You ViewsVOLUME 18 ISSUE # 38

Taxing the overly-taxed salaried class

To meet the revenue-generation demands placed by the International Monetary Fund (IMF), the government preferred to follow the path undertaken by successive governments in Pakistan; tax the overly-taxed salaried class.

The income tax on salaried class in the country matches the rate in developed countries, which is fair only till you factor in the fact that people in return get a facilitated life in the shape of infra- structure, supply of utilities, health, education, price stability and other areas of everyday living. In Pakistan, the salaried class actually regrets having to pay tax till retirement and resent the fact that the tax is deducted at source. This is because nobody’s life is facilitated in any shape or kind by the government. In fact, the people who do have a facilitated existence happen to be the very people who do not pay taxes at all, or pay a fraction of what they are supposed to pay in proportion to their income. From retailers to feudals, they all fall in the latter category.

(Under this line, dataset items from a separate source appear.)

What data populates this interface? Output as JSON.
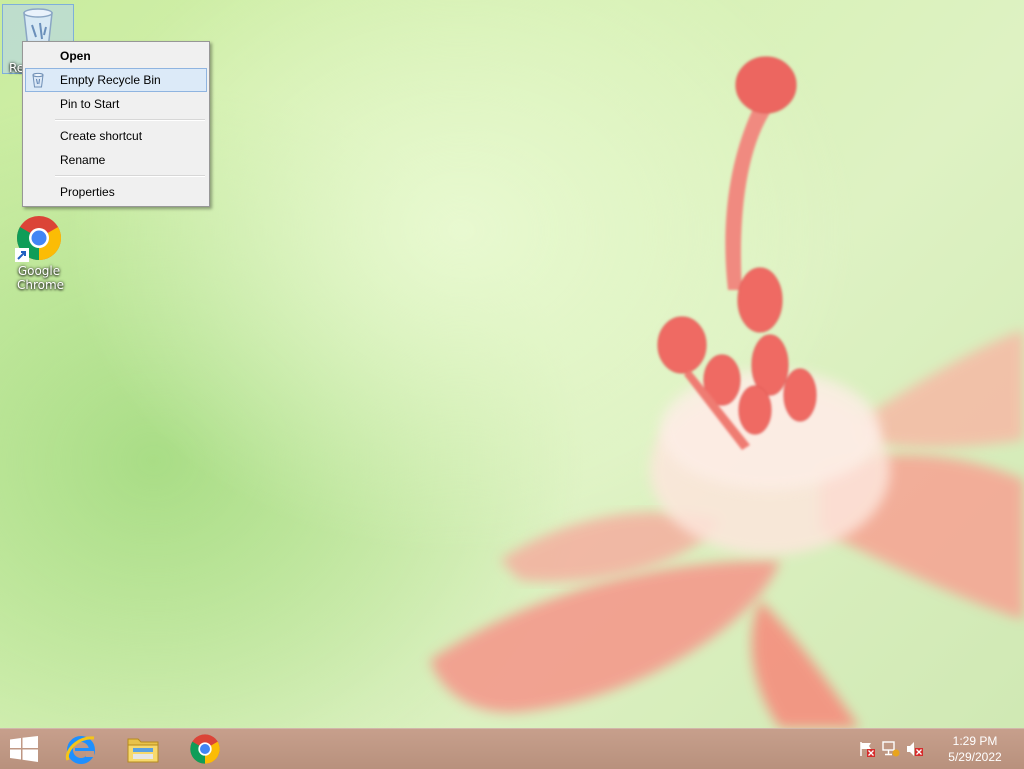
{
  "desktop": {
    "icons": [
      {
        "label": "Re",
        "icon": "recycle-bin-icon"
      },
      {
        "label": "Google Chrome",
        "icon": "chrome-icon"
      }
    ]
  },
  "context_menu": {
    "items": [
      {
        "label": "Open",
        "bold": true
      },
      {
        "label": "Empty Recycle Bin",
        "highlighted": true,
        "icon": "recycle-bin-small-icon"
      },
      {
        "label": "Pin to Start"
      },
      {
        "label": "Create shortcut"
      },
      {
        "label": "Rename"
      },
      {
        "label": "Properties"
      }
    ]
  },
  "taskbar": {
    "pinned": [
      {
        "name": "Internet Explorer",
        "icon": "ie-icon"
      },
      {
        "name": "File Explorer",
        "icon": "folder-icon"
      },
      {
        "name": "Google Chrome",
        "icon": "chrome-icon"
      }
    ],
    "tray_icons": [
      "action-center-flag-icon",
      "network-icon",
      "volume-muted-icon"
    ],
    "clock": {
      "time": "1:29 PM",
      "date": "5/29/2022"
    }
  },
  "colors": {
    "taskbar": "#bf9886",
    "menu_highlight": "#dceaf8",
    "menu_bg": "#f0f0f0"
  }
}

For the salaried class, there is relentless loadshedding both by natural gas and electricity supply companies. There are law and order issues, including street violence and mugging. There are dilapidated roads, garbage disposal issues, traffic jams, and so on. It is as if Murphy’s law is the only law that prevails in the land; anything that can go wrong, will go wrong. It does go wrong in Pakistan, doesn’t it? This is not to suggest that the tax-evading ‘privileged’ people do not face these issues. Of course, they do, but they have the means to overcome the barriers. If there is no electricity, there is the generator.

Let us, the salaried people, live with some sense of dignity and honour in our own eyes. Please do not force us to join the beggars on the streets to make ends meet which is fast becoming a serious and much dreaded possibility. The amount the government wants to collect can easily be collected by reducing 5-10 per cent expenditure on parliamentarians, ministers and special assistants, and by reducing the funds wasted on protocol.

Do whatever it takes, and there is a lot that should be done, but, please, do not make things worse for the salaried class.